Segundo informações da SSP, o procedimento tramita no Distrito Policial do Morumbi e foi instaurado depois que os advogados de Nunes apresentaram uma queixa-crime. A defesa do prefeito também solicitou que Haddad seja chamado pelas autoridades para prestar esclarecimentos sobre as declarações feitas durante o debate.
Haddad cita dívida de São Paulo e contrato de pontos de Wi-Fi
Durante o encontro entre os candidatos, Haddad afirmou que Nunes teria declarado que a dívida da capital paulista chegaria a R$ 50 bilhões. O petista também mencionou contratos firmados pela Prefeitura de São Paulo com o Instituto Conhecer Brasil (ICB) para a implantação de pontos de Wi-Fi.
Segundo a declaração atribuída a Haddad, esses contratos teriam sido utilizados para financiar o filme Dark Horse, produção relacionada ao ex-presidente Jair Bolsonaro. As afirmações passaram a ser questionadas judicialmente pela defesa de Nunes, que nega as acusações.
Em nota, a assessoria de Haddad afirmou que “as declarações dadas no debate foram baseadas em notícias amplamente divulgadas pela imprensa, incluindo fatos que estão sendo apurados pela Polícia Federal a pedido do STF”.

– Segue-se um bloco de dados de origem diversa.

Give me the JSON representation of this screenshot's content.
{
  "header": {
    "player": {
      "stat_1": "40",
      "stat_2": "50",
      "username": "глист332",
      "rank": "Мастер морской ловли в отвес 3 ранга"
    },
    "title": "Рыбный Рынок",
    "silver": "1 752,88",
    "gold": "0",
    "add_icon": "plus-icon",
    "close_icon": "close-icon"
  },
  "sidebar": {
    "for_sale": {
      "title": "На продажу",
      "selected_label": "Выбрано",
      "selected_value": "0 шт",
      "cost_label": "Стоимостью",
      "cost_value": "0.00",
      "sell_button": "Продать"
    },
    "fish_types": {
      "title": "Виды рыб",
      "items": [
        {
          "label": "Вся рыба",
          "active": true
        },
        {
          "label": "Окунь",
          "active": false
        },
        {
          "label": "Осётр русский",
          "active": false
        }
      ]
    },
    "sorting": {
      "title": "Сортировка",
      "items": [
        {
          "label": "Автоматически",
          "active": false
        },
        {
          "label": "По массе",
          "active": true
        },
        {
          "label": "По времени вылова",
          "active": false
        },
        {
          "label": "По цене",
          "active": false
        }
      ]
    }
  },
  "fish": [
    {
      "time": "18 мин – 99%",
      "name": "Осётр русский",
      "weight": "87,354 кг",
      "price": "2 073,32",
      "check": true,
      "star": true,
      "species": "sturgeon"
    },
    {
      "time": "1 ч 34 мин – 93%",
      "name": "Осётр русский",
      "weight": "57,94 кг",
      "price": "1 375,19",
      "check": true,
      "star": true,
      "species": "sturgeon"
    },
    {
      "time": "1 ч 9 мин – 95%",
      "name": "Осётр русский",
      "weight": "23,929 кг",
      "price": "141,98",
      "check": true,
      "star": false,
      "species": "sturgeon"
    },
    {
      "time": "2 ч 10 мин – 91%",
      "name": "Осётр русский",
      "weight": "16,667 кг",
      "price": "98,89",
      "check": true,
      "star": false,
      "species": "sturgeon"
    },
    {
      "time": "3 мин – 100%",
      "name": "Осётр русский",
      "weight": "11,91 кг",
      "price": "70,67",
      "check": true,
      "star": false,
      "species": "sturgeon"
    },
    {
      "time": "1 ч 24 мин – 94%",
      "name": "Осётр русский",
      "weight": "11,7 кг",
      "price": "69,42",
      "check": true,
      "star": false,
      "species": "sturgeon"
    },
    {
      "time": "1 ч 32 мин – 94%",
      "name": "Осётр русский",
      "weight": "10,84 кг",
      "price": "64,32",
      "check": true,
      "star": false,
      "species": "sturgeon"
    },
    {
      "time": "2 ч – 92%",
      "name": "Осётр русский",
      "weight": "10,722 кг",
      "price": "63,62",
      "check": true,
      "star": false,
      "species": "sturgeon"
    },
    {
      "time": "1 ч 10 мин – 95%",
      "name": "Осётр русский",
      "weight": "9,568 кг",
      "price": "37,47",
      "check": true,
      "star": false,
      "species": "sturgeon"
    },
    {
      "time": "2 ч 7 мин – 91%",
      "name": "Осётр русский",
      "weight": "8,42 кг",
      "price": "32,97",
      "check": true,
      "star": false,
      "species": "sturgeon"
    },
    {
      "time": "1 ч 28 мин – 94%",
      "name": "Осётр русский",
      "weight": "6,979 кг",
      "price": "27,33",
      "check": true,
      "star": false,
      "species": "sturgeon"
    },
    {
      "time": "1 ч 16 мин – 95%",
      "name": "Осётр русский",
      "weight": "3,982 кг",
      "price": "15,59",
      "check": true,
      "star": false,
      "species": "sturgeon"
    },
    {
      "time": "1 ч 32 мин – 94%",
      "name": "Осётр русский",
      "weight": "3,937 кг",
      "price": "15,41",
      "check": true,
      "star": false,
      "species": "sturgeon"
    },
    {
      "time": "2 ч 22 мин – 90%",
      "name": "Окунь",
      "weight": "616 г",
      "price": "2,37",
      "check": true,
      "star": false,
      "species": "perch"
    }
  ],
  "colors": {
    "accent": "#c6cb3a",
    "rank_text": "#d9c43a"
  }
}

A Prefeitura de São Paulo, por meio da Secretaria de Comunicação, contestou as declarações do petista. O órgão afirmou que Haddad “fez acusações levianas, inverídicas e irresponsáveis e terá que responder na Justiça por tais declarações” e que “o prefeito Ricardo Nunes refuta as acusações, reitera que tem trajetórias pessoal e política marcadas pela honra e não permitirá, em hipótese alguma, acusações dessa ou de qualquer outra natureza”.
Na quinta-feira (10/9), Nunes já havia negado a existência de irregularidades no contrato relacionado aos pontos de Wi-Fi. Na ocasião, o prefeito afirmou que o Tribunal de Contas do Estado (TCE) “está acompanhando” a situação.
O prefeito também rejeitou qualquer relação com Karina Ferreira da Gama, produtora do filme Dark Horse e vinculada ao Instituto Conhecer Brasil. Nunes declarou ainda que a administração municipal seguirá eventuais determinações judiciais.
Antes de autorizar a operação da Polícia Federal na quinta-feira, o ministro Flávio Dino, do Supremo Tribunal Federal (STF), havia solicitado informações sobre a investigação conduzida em São Paulo.